One of the photographs which was circulated at the time alleging to show Dwyer in an incriminating pose was exposed in the film as a light hearted moment captured in a Galway nightclub while he was in college.
While some elements of the media suspended customary scepticism about anything coming from official sources, there was a further complicating matter. Dwyer’s brief sojourn as an employee of the security firm protecting Shell in Mayo meant that he was held up as a poster boy for the evil that Shell was allegedly doing.

His death and the allegations that emerged about what he was involved in provided “evidence” of links between far right mercenaries and the oil company.
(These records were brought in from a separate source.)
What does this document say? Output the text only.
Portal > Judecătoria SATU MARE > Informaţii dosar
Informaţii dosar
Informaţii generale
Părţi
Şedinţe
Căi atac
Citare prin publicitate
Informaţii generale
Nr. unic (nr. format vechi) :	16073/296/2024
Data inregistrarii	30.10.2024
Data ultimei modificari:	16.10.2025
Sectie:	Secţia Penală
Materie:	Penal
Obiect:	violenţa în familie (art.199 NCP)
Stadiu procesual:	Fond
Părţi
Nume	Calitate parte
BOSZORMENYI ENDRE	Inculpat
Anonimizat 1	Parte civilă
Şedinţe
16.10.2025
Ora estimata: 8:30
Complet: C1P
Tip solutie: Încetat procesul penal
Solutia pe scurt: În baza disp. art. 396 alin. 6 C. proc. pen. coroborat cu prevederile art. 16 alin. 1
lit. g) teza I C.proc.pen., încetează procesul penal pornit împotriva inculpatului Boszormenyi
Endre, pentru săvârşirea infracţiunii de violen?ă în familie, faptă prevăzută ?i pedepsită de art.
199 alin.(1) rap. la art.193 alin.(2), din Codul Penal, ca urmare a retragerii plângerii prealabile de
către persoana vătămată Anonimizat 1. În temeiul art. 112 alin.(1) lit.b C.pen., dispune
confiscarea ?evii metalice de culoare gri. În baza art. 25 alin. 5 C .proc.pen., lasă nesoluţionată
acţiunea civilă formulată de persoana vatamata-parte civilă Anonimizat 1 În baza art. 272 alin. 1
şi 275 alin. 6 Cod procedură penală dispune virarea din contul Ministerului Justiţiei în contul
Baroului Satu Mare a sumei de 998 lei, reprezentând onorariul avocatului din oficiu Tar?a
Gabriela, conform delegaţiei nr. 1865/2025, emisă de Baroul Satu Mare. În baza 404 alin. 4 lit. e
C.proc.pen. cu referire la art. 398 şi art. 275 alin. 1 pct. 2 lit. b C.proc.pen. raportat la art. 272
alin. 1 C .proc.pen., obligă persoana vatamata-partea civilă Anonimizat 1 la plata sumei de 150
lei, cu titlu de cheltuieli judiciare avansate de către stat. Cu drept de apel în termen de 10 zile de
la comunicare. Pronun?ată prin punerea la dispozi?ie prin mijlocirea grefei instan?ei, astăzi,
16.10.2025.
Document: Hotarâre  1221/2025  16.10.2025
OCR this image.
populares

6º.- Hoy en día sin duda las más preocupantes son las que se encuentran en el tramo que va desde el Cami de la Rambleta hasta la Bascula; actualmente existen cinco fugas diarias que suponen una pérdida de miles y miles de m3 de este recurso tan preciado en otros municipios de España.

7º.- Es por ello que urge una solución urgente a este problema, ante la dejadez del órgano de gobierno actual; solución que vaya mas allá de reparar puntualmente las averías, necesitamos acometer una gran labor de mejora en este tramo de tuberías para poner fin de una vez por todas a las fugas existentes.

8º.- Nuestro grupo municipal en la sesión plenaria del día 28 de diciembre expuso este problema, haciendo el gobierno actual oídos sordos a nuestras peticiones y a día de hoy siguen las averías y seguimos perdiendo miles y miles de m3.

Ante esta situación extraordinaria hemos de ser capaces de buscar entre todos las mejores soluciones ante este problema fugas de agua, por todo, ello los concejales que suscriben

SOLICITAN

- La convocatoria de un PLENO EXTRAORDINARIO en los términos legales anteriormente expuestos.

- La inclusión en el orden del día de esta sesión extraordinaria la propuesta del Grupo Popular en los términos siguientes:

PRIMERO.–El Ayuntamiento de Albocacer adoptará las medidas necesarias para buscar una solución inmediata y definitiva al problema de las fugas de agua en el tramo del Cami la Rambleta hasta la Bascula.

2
This notion was propagated at a time when the Shell To Sea campaign opposed to the on-shore oil refinery in Mayo was losing purchase on the public’s radar.
While the campaigners had a perfectly legitimate — some might say laudable — objective, the use of Dwyer to further their aims was less than edifying. A long article on the now-defunct website Indymedia purported to join up the dots to show the links between Shell, the security firm IRMS, far-right terrorists, and a plot to overthrow a democratic government. The main link in the story was Dwyer.
Some campaigners went further in a demonstration in Galway’s Shop St, displaying the “incriminating” photos of Dwyer at a protest. This occurred in the city where he had lived the life of a typical student until months before his death.

At the time, I wrote an opinion piece in The Sunday Tribune questioning the use of Dywer’s image in this manner at a time when his family were attempting desperately to find out the truth of what happened their son.

The response which issued from Shell To Sea described the Indymedia piece as “a first class piece of journalism” and went on the suggest that I was attempting to bury the real story.
“To plead in this context that Dwyer was an Irishman and his mysterious activities must be hushed up for the sake of his family is nothing less than emotional blackmail; it is a sentimental species of self-censorship, a phenomenon that has plagued Irish news-reporting for generations, destroying integrity and blinding understanding.”

Time and the emergence of some evidence in the interim has shown the Indymedia piece to have been an agenda-laden smear.
Questions about Michael Dwyer’s activities in his final months do remain, but the idea that he transmogrified into a deadly soldier of fortune in a matter of months doesn’t stack up.

It now appears that he was done an injustice by a rush to judgment, the blind acceptance of propaganda from the Bolivian government, and attempts to smear him in pursuit of a separate agenda. Neither his memory nor his grieving and confused family deserved that.